In one of Hujar’s final photos of Thek, he stares out just past the camera lens, his mouth slightly open, head tilted. With a stubbly beard and wrinkles lining his forehead, Thek has visibly aged compared with how he looked in Hujar’s New York studio in 1960, when, boyish and shirtless, he playfully swung his shirt around for the camera. “You and I were known to each other before,” Thek wrote in his notebook around 1975. “We have passed each other, or perhaps we have not, or perhaps we have passed often, but we come from long distances now to find each other.” Hujar extended a hand by asking Thek to sit for a photo (twice), and Thek begrudgingly agreed (twice). Ruptures between friends can be repaired only if both parties are willing. “My distance is a tiny jump,” Thek continued. “I do not know your distance, but I can feel it. A small step. We can feel our journeys end.” When the two reconvened, the sense of trust, not to mention affection, that the camera once mediated could no longer be found.
When Hujar was diagnosed with AIDS at the beginning of 1987, he called Rosenkrantz, and they sobbed over the phone together as he repeated, “I don’t want to die. I’m too young.” Thek heard the news from a mutual friend; the two had hardly spoken that decade. When he called to reconcile, Hujar wouldn’t speak to him.

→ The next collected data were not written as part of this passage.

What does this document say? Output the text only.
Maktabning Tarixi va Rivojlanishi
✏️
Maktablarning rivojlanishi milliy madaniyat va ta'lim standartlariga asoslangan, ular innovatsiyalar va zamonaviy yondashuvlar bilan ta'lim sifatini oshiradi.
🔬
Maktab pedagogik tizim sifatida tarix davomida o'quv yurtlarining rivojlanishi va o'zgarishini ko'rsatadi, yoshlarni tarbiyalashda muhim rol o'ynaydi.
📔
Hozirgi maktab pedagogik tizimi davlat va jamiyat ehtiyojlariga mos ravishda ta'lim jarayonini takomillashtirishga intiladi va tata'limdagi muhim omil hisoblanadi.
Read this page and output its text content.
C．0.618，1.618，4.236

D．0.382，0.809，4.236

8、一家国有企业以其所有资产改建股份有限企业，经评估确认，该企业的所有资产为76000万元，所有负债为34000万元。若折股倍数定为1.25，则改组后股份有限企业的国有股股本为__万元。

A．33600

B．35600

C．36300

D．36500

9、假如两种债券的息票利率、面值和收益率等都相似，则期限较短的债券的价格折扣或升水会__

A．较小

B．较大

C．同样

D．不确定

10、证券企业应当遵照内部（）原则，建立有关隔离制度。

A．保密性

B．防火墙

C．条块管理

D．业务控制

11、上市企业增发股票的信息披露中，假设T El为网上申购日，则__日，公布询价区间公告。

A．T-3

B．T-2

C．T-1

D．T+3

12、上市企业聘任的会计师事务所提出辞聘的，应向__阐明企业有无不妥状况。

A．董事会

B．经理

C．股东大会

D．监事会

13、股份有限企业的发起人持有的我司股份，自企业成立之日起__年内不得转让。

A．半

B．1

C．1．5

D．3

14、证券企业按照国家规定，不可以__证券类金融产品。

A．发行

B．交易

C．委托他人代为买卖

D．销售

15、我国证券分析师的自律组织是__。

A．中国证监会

While writing this, I read excerpts from Durbin’s book to a friend to summarize the sobering dissolution of Hujar and Thek’s friendship, which was marked by moments of mutual stubbornness and contempt. He tells me, “I know so many gays in Bushwick who are just like him.” I ask, “Paul or Peter?” He pauses for a second to consider his answer before concluding, “Both of them.” New York looks different now than it did in 1974—when Hujar lived in the East Village and felt apprehensive venturing to the Lower East Side to photograph Ginsberg—but the capitalist mechanisms of the art world and the friendship dynamics forged within it remain largely unchanged. Like Thek, I have old friendships that I would like to repair; and like Hujar, there are ones that I would not resuscitate. And then there are friends I hope will stay, as Rosenkrantz did for Hujar, to the end.